The Handbook’s tips are taken not from the latest climate science, as you might expect, but from psychological research. As its authors, John Cook (creator of the Skeptical Science website) and Stephan Lewandowsky (a professor of psychology at the University of Western Australia) explain, debunking a myth requires more than just “packing more information into people’s heads.” Our brains don’t work like hard drives — they’re much more complex.
Rooted in this science of how people think, the Handbook lays out the following advice for effective debunking:
- Focus on the truth, not the myth. You want to increase your audience’s familiarity with the right facts, not the misinformation. Don’t give the myth more attention than it deserves, or your efforts might “backfire.” It even helps, before you mention a myth, to add an explicit disclaimer: “The information to follow is FALSE!”
- Less can be more. Although it might be tempting to list every piece of evidence that disproves a denier’s argument, research shows this is “overkill.” It’s best to keep your argument simple. People are most likely to believe information that’s easy to understand.
- Be clever and present information in a way that is least threatening to your audience’s worldviews.

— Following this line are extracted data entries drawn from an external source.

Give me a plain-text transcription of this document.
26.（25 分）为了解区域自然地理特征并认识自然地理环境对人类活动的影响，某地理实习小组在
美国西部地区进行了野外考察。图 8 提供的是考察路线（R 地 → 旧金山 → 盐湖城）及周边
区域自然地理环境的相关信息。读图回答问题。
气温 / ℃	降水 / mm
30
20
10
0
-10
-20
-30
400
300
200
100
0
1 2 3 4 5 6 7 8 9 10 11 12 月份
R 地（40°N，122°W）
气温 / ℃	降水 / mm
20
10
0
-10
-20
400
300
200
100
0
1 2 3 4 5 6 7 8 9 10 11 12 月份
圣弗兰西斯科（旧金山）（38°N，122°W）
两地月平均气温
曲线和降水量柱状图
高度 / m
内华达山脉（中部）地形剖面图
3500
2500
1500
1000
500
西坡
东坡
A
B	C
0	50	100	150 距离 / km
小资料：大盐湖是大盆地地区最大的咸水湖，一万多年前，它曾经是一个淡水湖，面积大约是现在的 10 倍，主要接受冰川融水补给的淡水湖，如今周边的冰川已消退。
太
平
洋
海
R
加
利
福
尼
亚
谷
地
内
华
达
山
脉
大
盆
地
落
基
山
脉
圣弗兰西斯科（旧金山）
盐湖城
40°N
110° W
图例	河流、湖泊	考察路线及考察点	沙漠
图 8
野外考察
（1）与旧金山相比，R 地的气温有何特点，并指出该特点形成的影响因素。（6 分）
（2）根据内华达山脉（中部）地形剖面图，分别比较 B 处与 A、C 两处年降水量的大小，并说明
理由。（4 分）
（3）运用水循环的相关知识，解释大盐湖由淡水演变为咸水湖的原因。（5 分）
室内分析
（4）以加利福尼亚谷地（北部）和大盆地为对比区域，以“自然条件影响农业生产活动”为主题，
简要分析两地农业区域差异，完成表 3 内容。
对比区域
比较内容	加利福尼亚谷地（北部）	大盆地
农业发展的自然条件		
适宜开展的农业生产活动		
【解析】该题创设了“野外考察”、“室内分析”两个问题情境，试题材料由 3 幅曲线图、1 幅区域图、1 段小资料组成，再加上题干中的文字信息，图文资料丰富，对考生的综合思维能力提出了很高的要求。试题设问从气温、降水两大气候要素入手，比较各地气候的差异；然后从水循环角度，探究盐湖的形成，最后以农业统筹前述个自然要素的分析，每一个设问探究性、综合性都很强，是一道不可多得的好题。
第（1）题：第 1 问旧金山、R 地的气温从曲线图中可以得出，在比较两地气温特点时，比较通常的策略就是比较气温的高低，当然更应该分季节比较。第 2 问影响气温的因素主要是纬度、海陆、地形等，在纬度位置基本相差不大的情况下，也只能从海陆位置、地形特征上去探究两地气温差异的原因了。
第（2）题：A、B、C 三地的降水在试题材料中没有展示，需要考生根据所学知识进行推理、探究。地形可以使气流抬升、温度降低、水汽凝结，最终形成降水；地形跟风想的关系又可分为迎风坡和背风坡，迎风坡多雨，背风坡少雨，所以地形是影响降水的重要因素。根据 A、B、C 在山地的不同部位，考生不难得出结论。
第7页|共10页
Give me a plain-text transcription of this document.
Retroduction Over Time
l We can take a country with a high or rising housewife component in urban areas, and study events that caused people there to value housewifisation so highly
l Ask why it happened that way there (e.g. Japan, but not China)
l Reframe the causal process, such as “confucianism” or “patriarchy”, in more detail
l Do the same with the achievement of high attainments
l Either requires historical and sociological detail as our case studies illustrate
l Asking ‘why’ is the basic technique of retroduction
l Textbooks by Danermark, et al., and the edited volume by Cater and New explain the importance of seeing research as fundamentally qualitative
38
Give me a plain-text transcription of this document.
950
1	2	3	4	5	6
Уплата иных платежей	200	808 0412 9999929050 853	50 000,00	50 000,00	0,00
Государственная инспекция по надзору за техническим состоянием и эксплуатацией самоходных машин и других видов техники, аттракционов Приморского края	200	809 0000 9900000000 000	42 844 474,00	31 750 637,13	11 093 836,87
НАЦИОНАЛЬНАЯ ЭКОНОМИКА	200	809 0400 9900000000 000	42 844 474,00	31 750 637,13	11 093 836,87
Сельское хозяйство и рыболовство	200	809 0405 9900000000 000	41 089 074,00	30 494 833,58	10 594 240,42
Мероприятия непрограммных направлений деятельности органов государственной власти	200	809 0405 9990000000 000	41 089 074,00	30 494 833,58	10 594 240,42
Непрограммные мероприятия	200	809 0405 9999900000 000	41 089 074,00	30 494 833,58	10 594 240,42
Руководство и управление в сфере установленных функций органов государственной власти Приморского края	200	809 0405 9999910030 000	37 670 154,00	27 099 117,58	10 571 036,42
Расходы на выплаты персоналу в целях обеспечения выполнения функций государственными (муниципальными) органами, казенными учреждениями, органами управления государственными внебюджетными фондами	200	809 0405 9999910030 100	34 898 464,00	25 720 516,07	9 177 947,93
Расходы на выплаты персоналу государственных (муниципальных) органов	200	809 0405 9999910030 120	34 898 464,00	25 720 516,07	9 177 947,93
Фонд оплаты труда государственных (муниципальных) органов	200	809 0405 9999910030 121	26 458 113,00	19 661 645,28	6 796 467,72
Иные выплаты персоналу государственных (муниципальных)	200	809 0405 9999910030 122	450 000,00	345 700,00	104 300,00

If we’re not careful, our debunking efforts could further polarize the climate change “debate”. Check out this past blog post or listen to this podcast for more info.
- Finally, expose the strategy behind the myth you’re attempting to debunk. Does the myth stem from teachings of a faux-expert? Is the myth a piece of information that’s “cherry-picked” and used out of context? What motives may have been behind the spreading of the misinformation?
As we all continue to work to share the reality of climate change in our communities, let’s remember these tips. Today, they could help us “win the conversation” against climate change deniers, and tomorrow, the fight for a clean energy future.